The ranking of genetic groups for pulp yield was not consistent with the findings of Stackpole et al. (2010), the largest study of the genetics of this trait in E. globulus, in which pulp yield of all mainland Australian subraces was lower than the pulp yield of the Bass Strait Islands and Tasmanian subraces, with the exception of the three subraces from northeastern Tasmania. In the present study, the Strezlecki genetic group from the mainland had the lowest pulp yield and cellulose content, and King Island (a Bass Strait island) ranked second highest. However, the Otways genetic group, from the mainland, had the highest pulp yield, and Tasmania ranked the second lowest. The low pulp yield of the Tasmanian genetic group was possibly explained by the inclusion of a number of northeastern Tasmanian families (Table 1). Furthermore, studies other than Stackpole et al. (2010) found the western Otways subrace (the subrace with the greatest contribution to our Otways genetic group; Table 1) to rank highly for pulp yield (Apiolaza et al. 2005; Raymond et al. 2001a). Cape Patton and Eastern Otways were also represented in the Otways genetic group, but there are no published pulp yield estimates for these subraces beyond the Stackpole et al. (2010) study.
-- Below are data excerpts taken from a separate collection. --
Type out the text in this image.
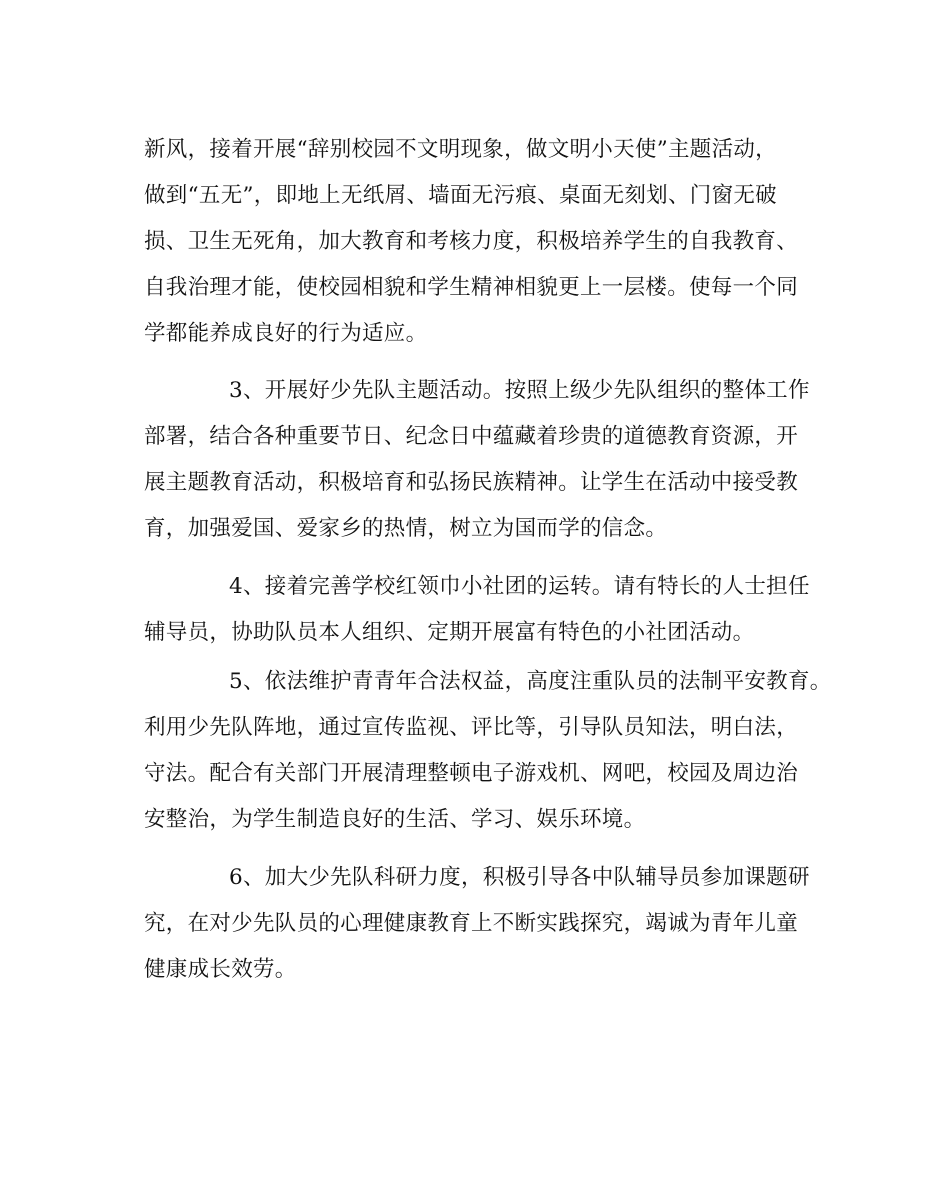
新风，接着开展“辞别校园不文明现象，做文明小天使”主题活动，
做到“五无”，即地上无纸屑、墙面无污痕、桌面无刻划、门窗无破
损、卫生无死角，加大教育和考核力度，积极培养学生的自我教育、
自我治理才能，使校园相貌和学生精神相貌更上一层楼。使每一个同
学都能养成良好的行为适应。
3、开展好少先队主题活动。按照上级少先队组织的整体工作
部署，结合各种重要节日、纪念日中蕴藏着珍贵的道德教育资源，开
展主题教育活动，积极培育和弘扬民族精神。让学生在活动中接受教
育，加强爱国、爱家乡的热情，树立为国而学的信念。
4、接着完善学校红领巾小社团的运转。请有特长的人士担任
辅导员，协助队员本人组织、定期开展富有特色的小社团活动。
5、依法维护青青年合法权益，高度注重队员的法制平安教育。
利用少先队阵地，通过宣传监视、评比等，引导队员知法，明白法，
守法。配合有关部门开展清理整顿电子游戏机、网吧，校园及周边治
安整治，为学生制造良好的生活、学习、娱乐环境。
6、加大少先队科研力度，积极引导各中队辅导员参加课题研
究，在对少先队员的心理健康教育上不断实践探究，竭诚为青年儿童
健康成长效劳。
The stability of the ranking of subraces across sites for this key pulpwood trait requires further investigation.

It is possible that NIR predicted pulp yield and cellulose content in the current study were upwardly biased, as samples were extracted from the outer wood and both pulp yield and cellulose content increase from pith to cambium (Downes et al. 2012). Average NIR-predicted kraft pulp yield (54.7% for Strzelecki to 57.3% for Otways) was greater than those reported in other genetic studies (e.g. 51.6% from Apiolaza et al. 2005; 52.2%, pooled estimate, from Costa e Silva et al. 2009; 54.1% from Dean et al. 1990; 51.9, 52.2 and 51.9% from Raymond et al. 2001b; and 53.1% from Stackpole et al. 2010). The same was true for cellulose content (42.2% from Apiolaza et al. 2005; 46% from Cotterill and Brolin 1997; and 42.9, 42.1, and 40.4% from Raymond and Schimleck 2002).

5 Conclusion

We found that AWV is significantly genetically positively correlated with predicted pulp yield in E. globulus, consistent with the previous studies in E. nitens. Standing-tree AWV is used as an indirect measure of modulus of elasticity, a key trait for structural veneer and sawn timber. Selection on the basis of AWV is thus expected to provide genetic gains in wood properties favourable to both pulpwood and solidwood breeding objectives. However, prior to widespread adoption of AWV as a selection criterion in breeding programs, genetic correlations require verification across the species, breeding populations, environments, ages and methods of measurement.